SISTEM zonasi dalam penerimaan siswa baru (PSB) akan diterapkan oleh pemerintah. Dalam sistem zonasi tidak ada lagi seleksi untuk masuk kelas VII karena Musyawarah Kerja Kepala Sekolah (MKKS) yang menentukan zonasi di setiap daerah. Mendikbud beralasan bahwa langkah ini demi pemerataan siswa pintar (KR, 25/2/2017). Pernyataan Mendikbud tersebut menarik untuk dicermati, khususnya oleh orangtua yang mendambakan anaknya masuk sekolah favorit.
Jepang
Seluruh anak Indonesia berhak atas program wajib belajar 12 tahun. Hak ini seyogianya terus diupayakan pemerintah untuk dipenuhi secara adil dan merata, seperti penyediaan guru berkualitas dan sarana/prasarana yang memadai. Fenomena sekolah favorit yang menerima input siswa-siswa pintar, bermotivasi tinggi, dan rata-rata berkecukupan secara ekonomi dirasa kurang berkeadilan. Demikian juga guru di sekolah favorit akan lebih mudah mengarahkan siswanya. Suasana belajar mengajar pun kondusif. Meskipun tidak dipungkiri pula bahwa kondisi ini memberikan tantangan tersendiri bagi guru untuk melejitkan potensi siswa.
Di Jepang, siswa SD dan SMP lebih diarahkan untuk belajar berteman baik dan bekerja sama, bukan bersaing. Itulah mengapa Jepang menjadi maju, karena salah satunya akibat nilai-nilai tersebut ditanamkan sejak dini. Di samping itu, Dinas Pendidikan Kota/Kabupaten mengharuskan siswa untuk bersekolah di sekolah yang berada di dekat rumahnya. Siswa SDSMP wajib berjalan kaki ke sekolah dan tidak boleh diantar jemput orangtua. Orangtua dapat memanfaatkan waktunya untuk hal-hal produktif lainnya.
Kemacetan lalu lintas juga tidak terjadi. Saat berangkat ke sekolah, siswa-siswa yang berada dalam zonasi yang sama diatur Parent Teacher Association (PTA). Satu zonasi memiliki beberapa tempat berkumpul siswa. Dari sini siswa akan berjalan bersama-sama menuju sekolah dengan dipimpin ketua regu. Dalam hal ini, siswa dilatih mengasah karakter mematuhi aturan berlalu lintas selama perjalanan, bertanggung jawab dan memimpin. Pada perempatan yang padat lalu lintas, petugas piket PTA berjaga untuk membantu siswa menyeberang jalan. Berangkat bersama-sama diyakini mampu melatih kepedulian siswa, baik terhadap teman maupun lingkungan yang dilalui. Berkat perkenalan ini dan juga jarak rumah yang berdekatan, biasanya sesudah sekolah siswa akan bermain di rumah teman-temannya. Bukan lagi jago rumah atau teman dunia maya.

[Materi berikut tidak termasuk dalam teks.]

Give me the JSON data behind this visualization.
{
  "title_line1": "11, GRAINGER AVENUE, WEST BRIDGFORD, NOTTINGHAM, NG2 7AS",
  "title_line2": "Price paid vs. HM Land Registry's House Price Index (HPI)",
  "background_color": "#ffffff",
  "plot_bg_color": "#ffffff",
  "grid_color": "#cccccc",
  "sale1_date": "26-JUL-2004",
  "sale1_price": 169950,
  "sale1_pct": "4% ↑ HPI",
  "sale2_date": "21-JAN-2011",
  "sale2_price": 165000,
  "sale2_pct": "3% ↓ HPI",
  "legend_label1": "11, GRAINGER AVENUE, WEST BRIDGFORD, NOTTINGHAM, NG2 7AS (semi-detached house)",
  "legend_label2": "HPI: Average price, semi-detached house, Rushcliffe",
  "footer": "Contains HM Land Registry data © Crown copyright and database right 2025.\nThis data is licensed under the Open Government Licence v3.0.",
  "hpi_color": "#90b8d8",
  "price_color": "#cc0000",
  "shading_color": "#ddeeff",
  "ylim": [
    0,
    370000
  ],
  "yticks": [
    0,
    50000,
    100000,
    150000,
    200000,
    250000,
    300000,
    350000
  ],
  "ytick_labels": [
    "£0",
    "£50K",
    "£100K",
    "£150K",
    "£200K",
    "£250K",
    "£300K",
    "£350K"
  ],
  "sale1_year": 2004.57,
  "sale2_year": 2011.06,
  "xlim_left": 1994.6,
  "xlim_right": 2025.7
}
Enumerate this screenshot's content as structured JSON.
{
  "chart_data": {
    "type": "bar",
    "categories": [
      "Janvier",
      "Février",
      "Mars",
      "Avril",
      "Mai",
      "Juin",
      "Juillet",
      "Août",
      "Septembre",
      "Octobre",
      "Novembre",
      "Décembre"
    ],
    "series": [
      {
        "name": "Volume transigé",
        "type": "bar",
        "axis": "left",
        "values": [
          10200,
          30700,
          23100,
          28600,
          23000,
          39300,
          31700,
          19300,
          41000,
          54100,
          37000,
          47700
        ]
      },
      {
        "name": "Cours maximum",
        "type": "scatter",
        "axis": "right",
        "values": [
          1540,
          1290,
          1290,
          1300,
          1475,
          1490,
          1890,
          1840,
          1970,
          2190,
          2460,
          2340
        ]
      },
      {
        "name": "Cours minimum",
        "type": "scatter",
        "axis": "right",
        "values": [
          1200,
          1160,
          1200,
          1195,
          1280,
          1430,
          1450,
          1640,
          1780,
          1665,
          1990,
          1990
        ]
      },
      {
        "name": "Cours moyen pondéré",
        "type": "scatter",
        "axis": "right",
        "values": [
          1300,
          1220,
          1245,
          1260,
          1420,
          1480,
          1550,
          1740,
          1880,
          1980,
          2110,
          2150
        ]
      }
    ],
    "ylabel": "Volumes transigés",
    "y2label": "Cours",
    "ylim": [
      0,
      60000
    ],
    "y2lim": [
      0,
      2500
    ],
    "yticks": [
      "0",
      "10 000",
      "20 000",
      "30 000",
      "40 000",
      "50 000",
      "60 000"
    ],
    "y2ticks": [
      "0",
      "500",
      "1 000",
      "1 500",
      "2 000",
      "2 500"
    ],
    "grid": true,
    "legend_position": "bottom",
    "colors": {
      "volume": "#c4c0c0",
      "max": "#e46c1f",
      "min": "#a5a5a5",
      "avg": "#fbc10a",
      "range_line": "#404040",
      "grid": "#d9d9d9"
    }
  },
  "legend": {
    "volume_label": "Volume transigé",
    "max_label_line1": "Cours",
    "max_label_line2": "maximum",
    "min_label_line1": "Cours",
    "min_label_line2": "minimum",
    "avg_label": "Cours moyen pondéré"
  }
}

SD-SMP di Jepang mewajibkan siswa untuk mengenal lingkungan di sekitar sekolah melalui machi tanken (learning by exploring). Mulai lingkungan sekolah, objek penting di sekitar sekolah seperti pasar, kantor pemerintahan, tempat wisata, tempat ibadah, pusat pengolahan sampah dan lainnya.
Tempat tinggal siswa yang berdekatan juga memudahkan guru mendatangi orangtua siswa pada awal tahun ajaran. Saat itu guru kelas harus mengenal setiap siswa, orangtua dan kondisi rumah dan lingkungannya. Orangtua yang tinggal berdekatan juga didorong membentuk PTA. PTA bisa menyelenggarakan gerakan peduli lingkungan, pengelolaan sampah, bazar, class meeting (undokai), seminar/workshop tentang tema apa pun yang bermanfaat bagi siswa, orangtua dan guru. Selain mengurangi rasa bosan, hal ini akan menambah semangat belajar siswa.

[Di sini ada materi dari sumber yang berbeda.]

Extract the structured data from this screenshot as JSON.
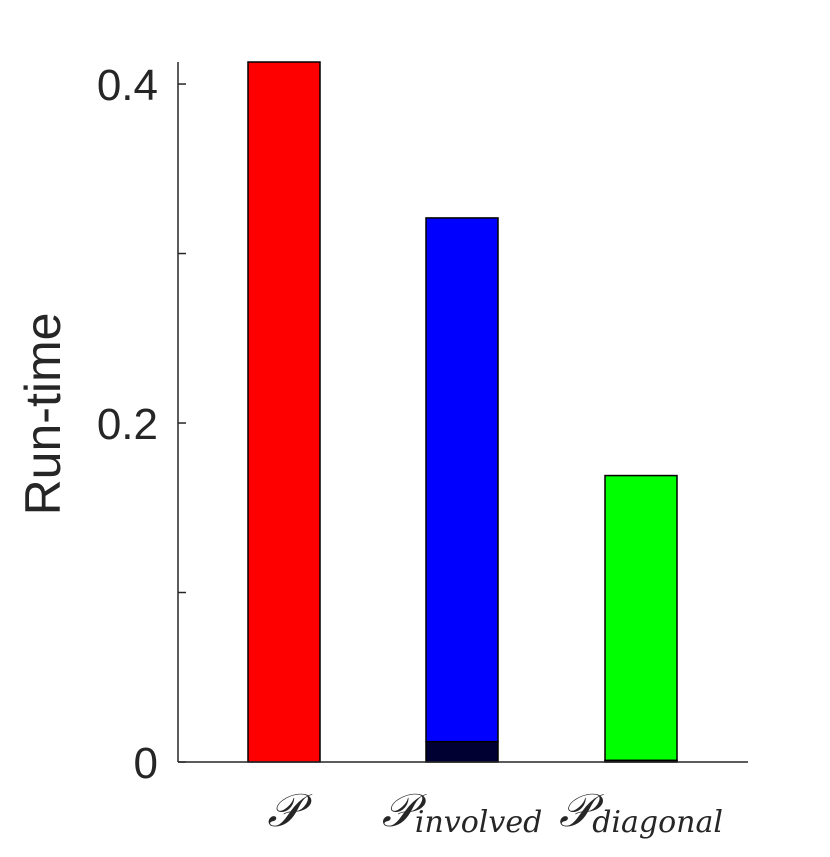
{
  "chart_data": {
    "type": "bar",
    "title": "",
    "xlabel": "",
    "ylabel": "Run-time",
    "ylim": [
      0,
      0.413
    ],
    "yticks": [
      0,
      0.1,
      0.2,
      0.3,
      0.4
    ],
    "ytick_labels": [
      "0",
      "",
      "0.2",
      "",
      "0.4"
    ],
    "grid": false,
    "categories": [
      {
        "main": "𝒫",
        "sub": ""
      },
      {
        "main": "𝒫",
        "sub": "involved"
      },
      {
        "main": "𝒫",
        "sub": "diagonal"
      }
    ],
    "series": [
      {
        "values": [
          0.0,
          0.012,
          0.001
        ],
        "color": "#000033"
      },
      {
        "values": [
          0.413,
          0.309,
          0.168
        ],
        "colors": [
          "#ff0000",
          "#0000ff",
          "#00ff00"
        ]
      }
    ]
  }
}
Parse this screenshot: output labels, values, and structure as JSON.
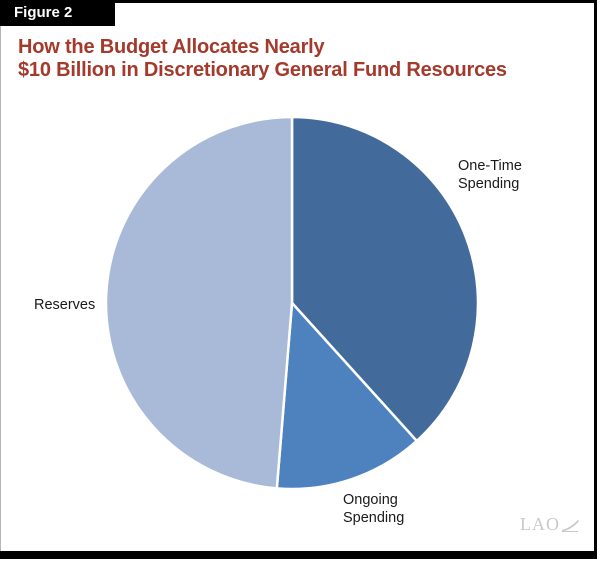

Tantangan ‘Rolling’ Selama ini rolling guru dan kepala sekolah di Indonesia telah berjalan demi pemerataan mutu pendidikan. Demikian pula di Jepang, dimana rolling dilakukan minimal 2 tahun sekali. Bagi kepala sekolah 3 tahun sekali. Banyak tantangan bagi guru dan kepala sekolah karena harus berpindah-pindah selama masa kerjanya dan kembali beradaptasi. Faktor jarak dan sudah berada di zona nyaman biasanya menjadi alasan bagi guru untuk ogah pindah.